Кир молча вернулся в лабораторию, Игнат Витальевич что-то делает возле реактора с угрюмым лицом, но Лесной, как всегда, не обратил на это внимания.
– О, ты вернулся. Проверь, пожалуйста, соединения кабеля, а то напряжение скачет. – Голос его звучит глухо и сосредоточенно.
Кир послушно кивнул и пошел к боковой стенке реактора. Отпрессованные концы кабеля блестят металлом, болты на местах, ни искр, ни следов подпалин, ни запаха сгоревшей обмотки все нормально. Мужская рука опустилась на плечо ребенка. Кир уже привык, что Игнат Витальевич часто брал его за плечи, возможно, он так проявлял свои чувства. Он часто видел такие же жесты по телевизору или читал об этом, только до сих пор не знал, как надо на них реагировать. На другое плечо опустилась вторая рука, и они медленно двинулись к шее. Кир почувствовал тяжесть. Тяжесть, налитую в эти большие и сильные ладони на его хрупких плечах. Он захотел повернуться и посмотреть на Игната Витальевича, но руки сомкнулись на шее и помешали. Лесной запрокинул голову и увидел только подбородок со свежей щетиной, мужчина не смотрел на него, он смотрел ровно перед собой, специально, чтобы не видеть глаза мальчика. Пальцы сжались сильнее. В гортани сильно закололо, Кир попытался сглотнуть, но не смог, пальцы Приштина слишком сильно давили на кадык. В ушах зашумело, перед глазами поплыли темные круги, он вцепился пальцами в ладони на горле, но не хватило сил сдвинуть их даже на миллиметр. Страх. Животный ужас пронзил все тело. Ноги подогнулись, но он остался на том же месте, повиснув на руках, сжимающих горло. Лесной попытался что-то сказать, но смог лишь захрипеть. Игнат Витальевич не издавал ни звука. Кир смотрел фильмы, много фильмов, и злодеи, перед тем как убить героя, говорили речь, где объясняли, почему они так поступают. Но Игнат Витальевич молчал, а то в том, что он пытается его убить, Лесной уже не сомневался.
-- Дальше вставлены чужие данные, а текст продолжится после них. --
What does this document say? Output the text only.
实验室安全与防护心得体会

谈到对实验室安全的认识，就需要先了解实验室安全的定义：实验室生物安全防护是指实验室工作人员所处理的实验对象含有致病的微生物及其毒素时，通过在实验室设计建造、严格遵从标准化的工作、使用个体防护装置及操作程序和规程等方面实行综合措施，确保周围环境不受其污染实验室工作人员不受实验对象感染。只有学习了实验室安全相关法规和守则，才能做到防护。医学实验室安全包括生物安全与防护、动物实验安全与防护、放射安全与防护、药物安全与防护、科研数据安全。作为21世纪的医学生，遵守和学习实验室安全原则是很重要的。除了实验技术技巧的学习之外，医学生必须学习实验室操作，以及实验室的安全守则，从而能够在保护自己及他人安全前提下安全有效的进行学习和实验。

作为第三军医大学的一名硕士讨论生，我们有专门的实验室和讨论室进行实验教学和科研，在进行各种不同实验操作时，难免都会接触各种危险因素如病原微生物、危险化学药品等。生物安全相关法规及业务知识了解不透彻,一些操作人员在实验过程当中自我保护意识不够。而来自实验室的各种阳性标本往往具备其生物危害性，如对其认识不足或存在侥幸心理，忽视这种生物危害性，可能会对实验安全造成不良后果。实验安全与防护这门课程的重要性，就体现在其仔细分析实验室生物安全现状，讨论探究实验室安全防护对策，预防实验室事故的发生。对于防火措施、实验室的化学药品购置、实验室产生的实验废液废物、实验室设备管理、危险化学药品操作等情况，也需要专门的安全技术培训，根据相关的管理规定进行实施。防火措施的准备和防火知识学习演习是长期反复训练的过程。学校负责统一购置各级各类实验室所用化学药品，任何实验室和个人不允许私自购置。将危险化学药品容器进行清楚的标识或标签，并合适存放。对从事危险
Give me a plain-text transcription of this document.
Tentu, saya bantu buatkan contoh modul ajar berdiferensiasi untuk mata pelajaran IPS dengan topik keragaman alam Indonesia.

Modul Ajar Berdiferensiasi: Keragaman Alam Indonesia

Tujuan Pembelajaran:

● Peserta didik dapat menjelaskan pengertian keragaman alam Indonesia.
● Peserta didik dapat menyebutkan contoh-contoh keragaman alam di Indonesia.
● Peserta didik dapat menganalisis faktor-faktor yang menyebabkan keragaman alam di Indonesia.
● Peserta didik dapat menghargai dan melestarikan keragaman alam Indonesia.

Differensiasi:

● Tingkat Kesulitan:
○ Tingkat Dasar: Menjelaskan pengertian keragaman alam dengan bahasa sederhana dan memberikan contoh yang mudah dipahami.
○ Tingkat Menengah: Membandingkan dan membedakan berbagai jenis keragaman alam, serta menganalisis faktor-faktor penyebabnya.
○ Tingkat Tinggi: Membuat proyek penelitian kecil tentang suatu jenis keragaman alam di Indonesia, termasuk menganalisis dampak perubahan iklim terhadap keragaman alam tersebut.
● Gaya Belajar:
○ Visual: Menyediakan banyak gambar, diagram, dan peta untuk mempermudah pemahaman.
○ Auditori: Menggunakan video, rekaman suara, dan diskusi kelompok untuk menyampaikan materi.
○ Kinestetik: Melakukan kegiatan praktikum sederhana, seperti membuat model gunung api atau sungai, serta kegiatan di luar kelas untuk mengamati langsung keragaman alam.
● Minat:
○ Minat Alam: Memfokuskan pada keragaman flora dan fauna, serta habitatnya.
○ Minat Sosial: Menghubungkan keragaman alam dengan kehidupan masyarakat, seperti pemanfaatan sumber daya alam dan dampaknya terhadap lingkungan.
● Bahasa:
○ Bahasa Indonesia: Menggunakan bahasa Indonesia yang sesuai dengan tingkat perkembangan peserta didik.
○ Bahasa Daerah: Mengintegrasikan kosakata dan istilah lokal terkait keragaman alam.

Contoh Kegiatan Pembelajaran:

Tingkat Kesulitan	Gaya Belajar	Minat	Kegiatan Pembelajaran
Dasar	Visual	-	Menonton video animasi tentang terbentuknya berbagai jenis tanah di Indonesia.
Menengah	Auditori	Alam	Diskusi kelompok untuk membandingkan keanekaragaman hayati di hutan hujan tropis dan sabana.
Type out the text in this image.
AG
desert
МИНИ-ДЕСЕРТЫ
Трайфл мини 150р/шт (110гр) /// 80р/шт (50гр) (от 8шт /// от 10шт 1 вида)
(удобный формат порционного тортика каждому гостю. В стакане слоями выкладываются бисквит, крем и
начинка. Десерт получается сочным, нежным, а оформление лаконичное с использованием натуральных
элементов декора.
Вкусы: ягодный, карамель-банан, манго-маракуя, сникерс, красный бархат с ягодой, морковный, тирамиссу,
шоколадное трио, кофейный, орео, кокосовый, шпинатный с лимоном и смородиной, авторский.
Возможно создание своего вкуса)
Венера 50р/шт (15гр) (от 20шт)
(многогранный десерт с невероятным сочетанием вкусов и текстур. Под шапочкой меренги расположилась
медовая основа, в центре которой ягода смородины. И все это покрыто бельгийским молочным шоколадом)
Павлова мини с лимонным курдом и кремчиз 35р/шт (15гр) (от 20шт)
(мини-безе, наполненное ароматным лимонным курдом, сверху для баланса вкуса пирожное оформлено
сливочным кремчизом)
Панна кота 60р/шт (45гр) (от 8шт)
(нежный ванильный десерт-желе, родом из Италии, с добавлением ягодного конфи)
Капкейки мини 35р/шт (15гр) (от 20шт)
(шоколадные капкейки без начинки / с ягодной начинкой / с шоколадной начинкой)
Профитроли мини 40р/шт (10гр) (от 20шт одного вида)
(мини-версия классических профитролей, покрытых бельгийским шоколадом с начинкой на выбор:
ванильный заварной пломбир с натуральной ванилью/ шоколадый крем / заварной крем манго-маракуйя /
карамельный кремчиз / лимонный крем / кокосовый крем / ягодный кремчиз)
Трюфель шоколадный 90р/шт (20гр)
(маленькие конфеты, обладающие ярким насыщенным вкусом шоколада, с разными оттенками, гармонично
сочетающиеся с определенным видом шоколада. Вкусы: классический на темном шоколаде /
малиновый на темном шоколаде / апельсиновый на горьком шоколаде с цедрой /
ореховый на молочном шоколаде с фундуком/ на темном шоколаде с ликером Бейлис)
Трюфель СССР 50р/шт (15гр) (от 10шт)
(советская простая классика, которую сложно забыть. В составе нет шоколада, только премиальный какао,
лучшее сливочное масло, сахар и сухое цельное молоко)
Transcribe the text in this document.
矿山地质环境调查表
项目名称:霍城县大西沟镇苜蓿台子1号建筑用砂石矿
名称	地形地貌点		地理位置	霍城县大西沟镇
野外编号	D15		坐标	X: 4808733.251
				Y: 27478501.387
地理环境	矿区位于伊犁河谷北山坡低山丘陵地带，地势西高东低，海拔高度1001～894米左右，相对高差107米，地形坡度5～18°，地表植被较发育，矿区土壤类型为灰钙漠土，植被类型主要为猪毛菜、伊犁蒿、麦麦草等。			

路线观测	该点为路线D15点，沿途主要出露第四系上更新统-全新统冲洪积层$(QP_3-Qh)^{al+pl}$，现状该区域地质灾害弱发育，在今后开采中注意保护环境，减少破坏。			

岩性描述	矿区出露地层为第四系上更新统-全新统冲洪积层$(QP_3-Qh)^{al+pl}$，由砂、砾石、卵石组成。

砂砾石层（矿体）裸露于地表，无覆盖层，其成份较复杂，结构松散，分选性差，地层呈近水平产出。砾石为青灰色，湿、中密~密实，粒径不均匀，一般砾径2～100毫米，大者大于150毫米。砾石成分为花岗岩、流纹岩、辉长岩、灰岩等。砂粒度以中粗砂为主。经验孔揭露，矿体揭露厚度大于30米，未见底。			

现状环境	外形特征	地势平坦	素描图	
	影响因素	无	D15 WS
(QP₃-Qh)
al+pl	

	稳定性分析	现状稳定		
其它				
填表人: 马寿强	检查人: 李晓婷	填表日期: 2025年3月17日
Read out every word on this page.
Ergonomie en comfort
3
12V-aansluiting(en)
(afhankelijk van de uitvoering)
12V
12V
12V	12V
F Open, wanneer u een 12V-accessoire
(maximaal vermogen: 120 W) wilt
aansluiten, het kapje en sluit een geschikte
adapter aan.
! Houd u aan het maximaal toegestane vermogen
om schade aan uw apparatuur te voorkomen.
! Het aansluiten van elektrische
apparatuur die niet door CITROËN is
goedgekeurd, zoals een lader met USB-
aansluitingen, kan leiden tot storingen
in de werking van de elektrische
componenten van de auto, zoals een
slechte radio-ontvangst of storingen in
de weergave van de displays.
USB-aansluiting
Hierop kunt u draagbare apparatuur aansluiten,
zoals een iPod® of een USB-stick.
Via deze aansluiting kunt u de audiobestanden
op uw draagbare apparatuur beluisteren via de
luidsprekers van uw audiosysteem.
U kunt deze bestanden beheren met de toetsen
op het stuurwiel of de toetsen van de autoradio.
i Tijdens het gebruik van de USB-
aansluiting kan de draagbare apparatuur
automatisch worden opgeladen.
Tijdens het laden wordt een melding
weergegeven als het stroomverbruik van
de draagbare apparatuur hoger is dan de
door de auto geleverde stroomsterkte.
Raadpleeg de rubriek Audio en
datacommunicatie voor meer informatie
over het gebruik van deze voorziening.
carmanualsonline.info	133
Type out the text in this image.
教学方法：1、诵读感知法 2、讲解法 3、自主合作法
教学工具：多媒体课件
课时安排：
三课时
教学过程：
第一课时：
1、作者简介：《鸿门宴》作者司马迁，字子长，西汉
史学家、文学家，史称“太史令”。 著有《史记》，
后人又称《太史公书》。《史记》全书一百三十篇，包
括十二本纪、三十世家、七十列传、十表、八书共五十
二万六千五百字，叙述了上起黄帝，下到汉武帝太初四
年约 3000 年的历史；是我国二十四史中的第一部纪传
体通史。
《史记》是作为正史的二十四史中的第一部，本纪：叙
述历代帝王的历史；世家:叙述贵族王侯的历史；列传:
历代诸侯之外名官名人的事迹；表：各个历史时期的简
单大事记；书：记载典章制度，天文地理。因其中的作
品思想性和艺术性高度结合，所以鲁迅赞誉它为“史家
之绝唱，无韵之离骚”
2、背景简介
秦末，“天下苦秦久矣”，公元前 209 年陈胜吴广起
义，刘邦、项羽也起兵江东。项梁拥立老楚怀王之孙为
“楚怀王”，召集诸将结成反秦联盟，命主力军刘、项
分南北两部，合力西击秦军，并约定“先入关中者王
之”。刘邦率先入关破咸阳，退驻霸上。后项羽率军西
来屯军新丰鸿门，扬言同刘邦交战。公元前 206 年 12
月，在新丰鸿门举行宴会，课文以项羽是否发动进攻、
Кислорода в крови становилось все меньше, и мозг начал отключаться, звук гудения реактора приглушался, и Кир понял, что это все. Что сейчас он закроет глаза, и больше никогда их не откроет. Что это неизбежно. Страх отступил, и оставил после себя лишь холодное смирение. Кир отпустил руки и потерял сознание.
Больно. Первое, что он почувствовал это сильная боль в горле и на шее. Глотать почти невозможно, и воздух врывается в легкие с ужасным свистом и хрипом. И без того пересохшая гортань теперь просто горит от обезвоживания.
– Кир! Мальчик мой! – Голос, такой знакомый, такой теплый, такой успокаивающий, он его уже почти забыл и сделал усилие, что бы его вспомнить.
– Мама! – Мальчик открыл глаза и не поверил им.
Его мать сидит на коленях и держит его на руках. Из ее глаз текут слезы, из ее полных рассудка глаз. Игнат Витальевич лежал рядом лицом в низ, с открытыми глазами, пустыми и безжизненными. Теперь в них нет того тепла и мудрости. Они смотрят в никуда с застывшими злобой и удивлением. Из-под волос с затылка, через все лицо и нос, на пол стекает бурая и густая кровь. Рядом с матерью стоит массивный стальной ключ, которым сам Игнат Витальевич крепил контакты кабеля к реактору. Одна из сторон ключа забрызгана рубиновыми каплями.
Мама плачет. Не так красиво как в кино, когда слезы двумя ровными ручьями текут вниз и срываются с нижнего края скулы, разбиваясь об грудь миллионами бриллиантов. Нет, она плачет навзрыд. Её глаза и нос покраснели, веки набухли, слезы намочили все нижние веки, она громко шмыгает носом, сбивая и без того неровное дыхание. Она плачет и шепчет одни и те же слова: «Кир, мальчик мой!»
Лесной собрал силы и поднялся, сев на колени рядом с матерью. Дышать все так же сложно, и голос звучит тихо и сипло.
– Мама, ты вернулась? Ты теперь тут, со мной? – Кир попробовал вытереть слезы со щеки, но лишь сильнее их размазал.
– Нет, не совсем, это ненадолго. Мне дали очень мало времени. – Мама гладит ребенка по лицу и волосам, продолжая плакать и всхлипывать.
– Но как, куда ты уходишь?!
– Я всегда тут, рядом с тобой, я где-то там внутри. Я все вижу и слышу. Вижу, что ты для меня делаешь. Вижу, как ты заботишься. Но не могу ничего сделать. Я пыталась вернуться раньше.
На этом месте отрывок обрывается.